Friday November 8, 2013

This week, we read a Torah portion (Vayetze) that among many lessons reminds us of the divine presence.  It is the story of Jacob's flight from his brother Esau.  We hear the tale of Jacob's dream of the ladder, with angels ascending and descending to and from heaven.  Upon waking, Jacob exclaims how God is, "present in this place, and I did not know it!" (Gen. 28:16).

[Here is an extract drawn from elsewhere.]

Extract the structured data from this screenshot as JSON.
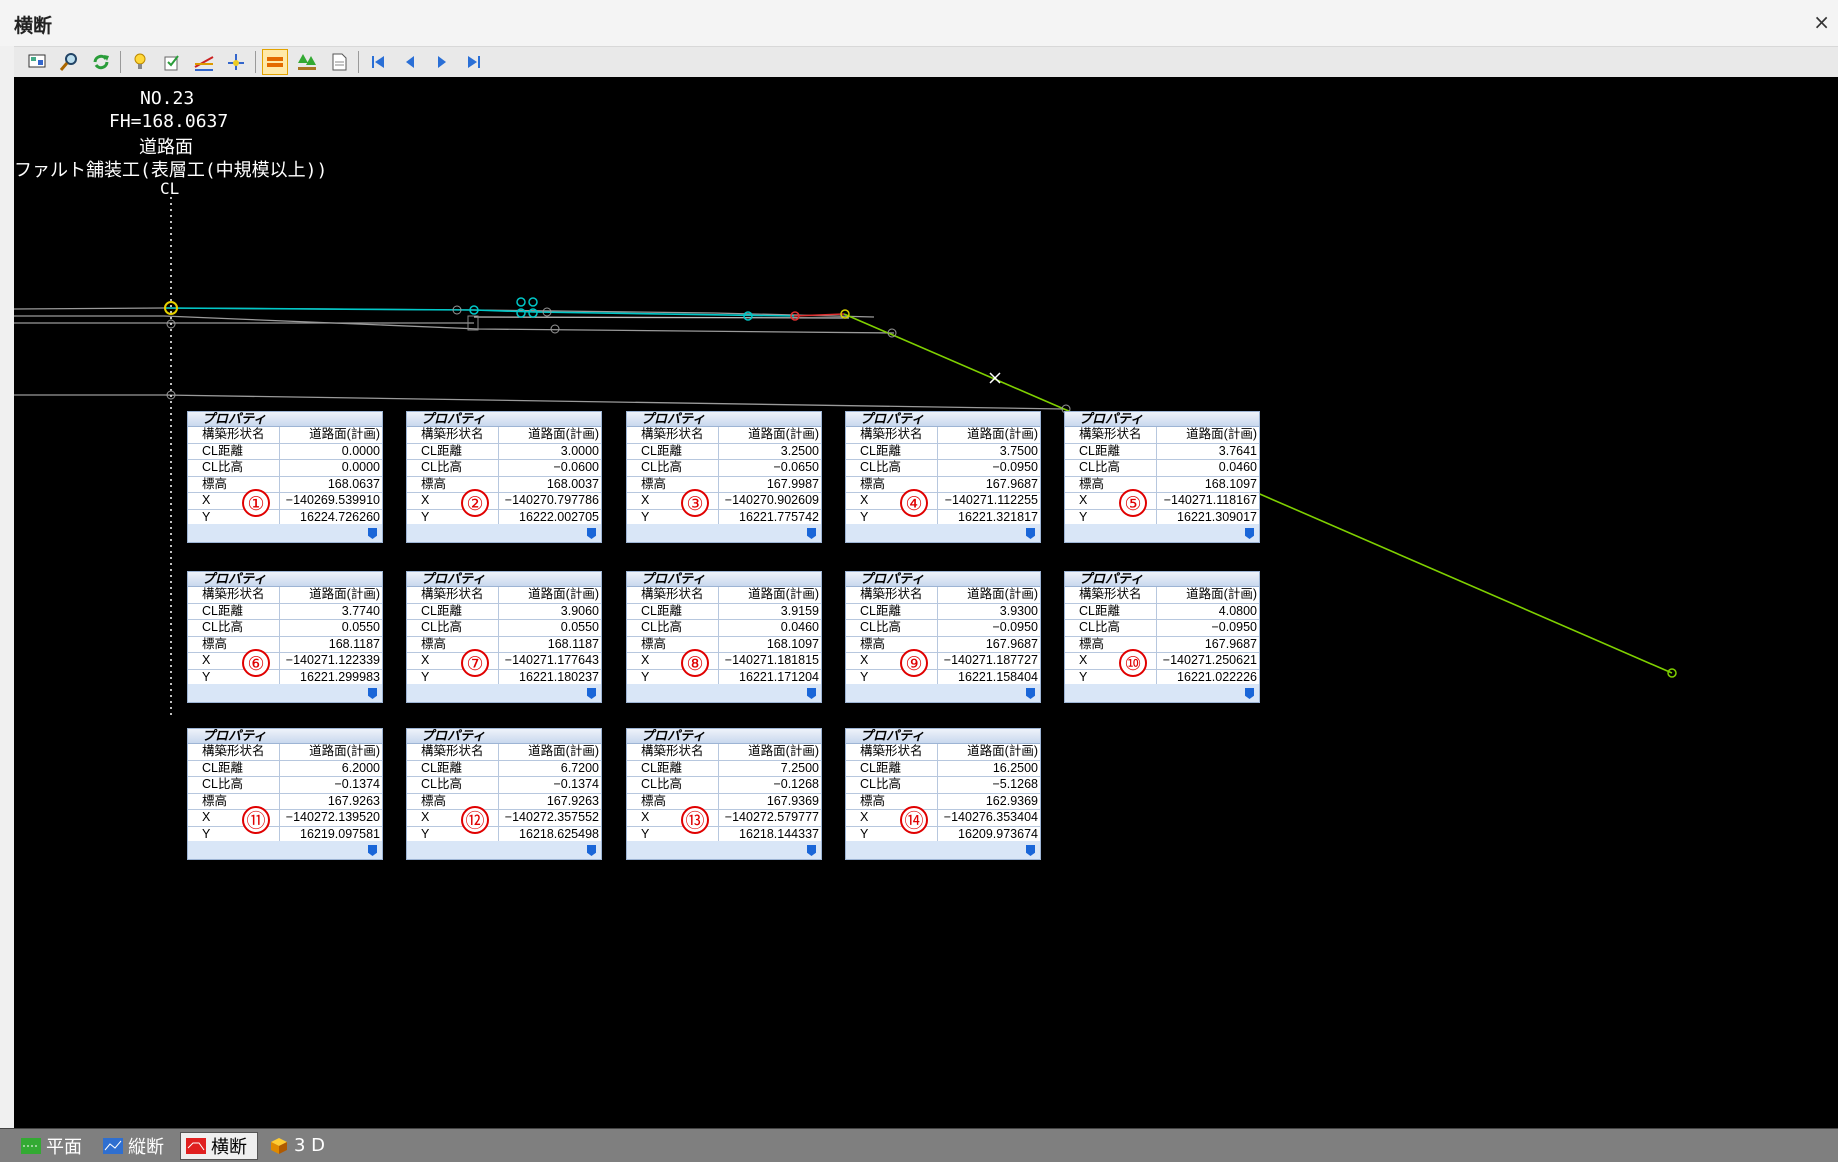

This is an important component of Jewish theology and the various understandings of divinity.  The ever-present God that is in everything is something many of us have been taught from an early age.  

Yet, there have been many times throughout our Jewish history that events cause us to question this theology.  The Holocaust during World War II was one of those times.  This weekend marks the anniversary an event that many consider the "official" beginning of the tragic events that befell our people during World War II.  Kristallnacht, the Night of Broken Glass, occurred 75 years ago in 1938.  It is viewed as a turning point by many because of the state sponsorship of the violence that appears to have taken place.  Whatever the case may be, this commemoration reminds us of a time when recognizing what Jacob did after his dream becomes more difficult.  How is that we can recognize the divine presence amidst such awful events and unthinkable acts of vilence and hatred?  

This is a question that each of us must answer for ourselves.  But, just as Jacob had to recognize that only he had responsibility for his actions in the story that continues in Torah over the coming weeks, I, too, have evolved my theology to realize that evil exists in others' acts.  The divine presence is something we bring into the world when, and only when, we recognize the beauty that is possible in our actions and behaviors.  As we celebrate Shabbat this week and mark the 75th anniversary of this horrific period in world history, may we all commit ourselves to always work for the positive and embrace the divinity within each of us.